Against their own better judgment, even the budget hawks in the City Council have backed this plan. The back pay and police settlements built up over years, they reason, so it’s sensible to borrow to pay them down. That kind of thinking is slippery, leading to more debt and more downgrades, and it would be good to see council members resist such temptation and focus instead on cutting costs and streamlining government.
It’s good that the bulk of Johnson’s borrowing plan would go toward conventional purposes such as roads, bridges and other infrastructure. But the way Johnson plans to structure the loans is concerning.
These bonds would be seriously back-end-loaded. Johnson’s plans, first spelled out in detail in an amortization table shared with the City Council last month, call for the city to pay interest only — putting off the paydown of principal — for years after the bonds are sold.
This would help with cash flow now, while Johnson is in office, but substantially increase the cost of the debt, shifting immense financial burdens to future years.
On one bond issue included in Johnson’s initial plans, the city would put nothing toward paying down the principal amount for 19 years after the bonds are sold, according to the budget document released to the City Council. Altogether, the mayor’s original plan set the city on course to accumulate more than $2 billion in interest payments before putting a dollar toward principal.
It’s a kick-the-can approach that rating agencies dislike and taxpayers should dread.
While Johnson has scaled down the size of his borrowing plans, back-end loading is still expected to feature in the 2026 budget.
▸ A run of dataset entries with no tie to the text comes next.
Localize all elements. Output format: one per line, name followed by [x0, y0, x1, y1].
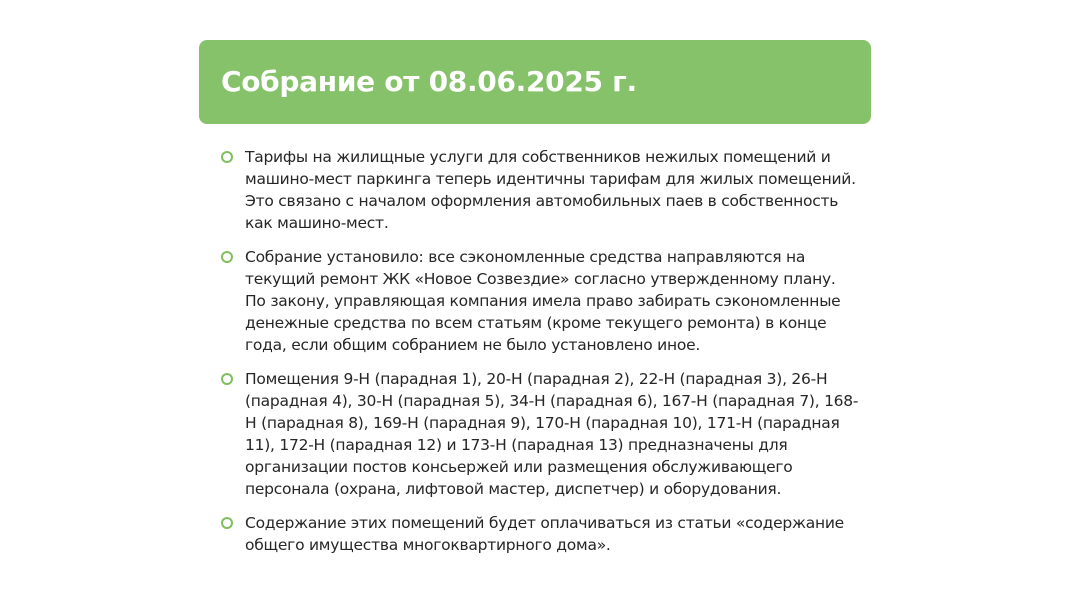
title-banner: [199, 40, 871, 124]
bullet-list: [220, 146, 860, 568]
bullet-text: Содержание этих помещений будет оплачиваться из статьи «содержание общего имущества многоквартирного дома».: [245, 514, 844, 554]
bullet-circle-icon: [221, 373, 233, 385]
bullet-circle-icon: [221, 517, 233, 529]
bullet-item-maintenance: [220, 512, 860, 556]
bullet-text: Помещения 9-Н (парадная 1), 20-Н (парадная 2), 22-Н (парадная 3), 26-Н (парадная 4), 30-Н (парадная 5), 34-Н (парадная 6), 167-Н (парадная 7), 168-Н (парадная 8), 169-Н (парадная 9), 170-Н (парадная 10), 171-Н (парадная 11), 172-Н (парадная 12) и 173-Н (парадная 13) предназначены для организации постов консьержей или размещения обслуживающего персонала (охрана, лифтовой мастер, диспетчер) и оборудования.: [245, 370, 859, 498]
bullet-circle-icon: [221, 151, 233, 163]
bullet-text: Тарифы на жилищные услуги для собственников нежилых помещений и машино-мест паркинга теперь идентичны тарифам для жилых помещений. Это связано с началом оформления автомобильных паев в собственность как машино-мест.: [245, 148, 856, 232]
bullet-text: Собрание установило: все сэкономленные средства направляются на текущий ремонт ЖК «Новое Созвездие» согласно утвержденному плану. По закону, управляющая компания имела право забирать сэкономленные денежные средства по всем статьям (кроме текущего ремонта) в конце года, если общим собранием не было установлено иное.: [245, 248, 841, 354]
bullet-circle-icon: [221, 251, 233, 263]
bullet-item-savings: [220, 246, 860, 356]
bullet-item-premises: [220, 368, 860, 500]
bullet-item-tariffs: [220, 146, 860, 234]
slide-title: Собрание от 08.06.2025 г.: [221, 64, 637, 98]
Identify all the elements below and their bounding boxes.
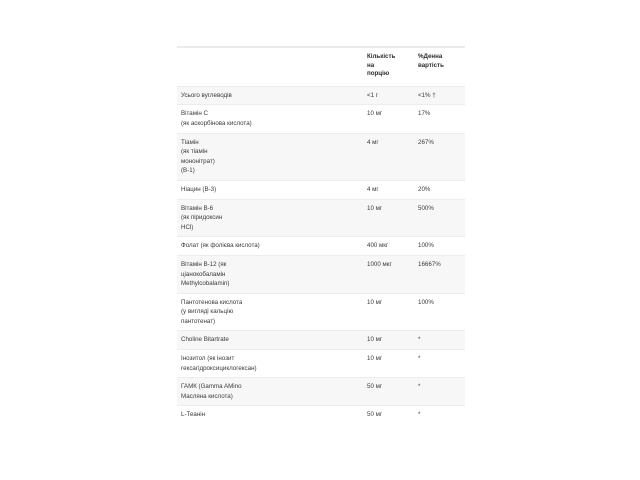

And Conway told me he remains concerned.
“The can is kicked and kicked, and ultimately you kick it into a wall,” Conway said. “We are heading into a terrible situation.”
The scenario will take years to play out, but the credit rating agencies won’t wait for that. They’ll immediately look at Chicago’s debt plan in the context of their problems: a budget impasse last year, an even bigger problem this time and a looming deficit when work on the 2027 budget begins.
If Chicago is hit with a credit downgrade soon, as many market watchers expect, the city would be just a step above “junk” status. At that point, a single downgrade would put Chicago’s debt below investment grade.
This would raise borrowing costs. It also would cause a costly liquidity problem.
Partly that’s because many investment funds — holders of billions of dollars in Chicago’s general-obligation bonds — are forbidden in their contracts with investors from holding below-investment-grade bonds. A “junk” rating could set off panic selling by the big funds, with significant repercussions for Chicago’s fiscal future.
Chicago’s huge debt and substandard credit rating may seem to be marginal issues amid the high-drama budget battle between Johnson and the City Council. In fact, they’re among the biggest problems the budgeteers face as they push to finish next year’s budget. For the good of the city, they need to give these issues the credit they deserve.
David Greising is president of the Better Government Association.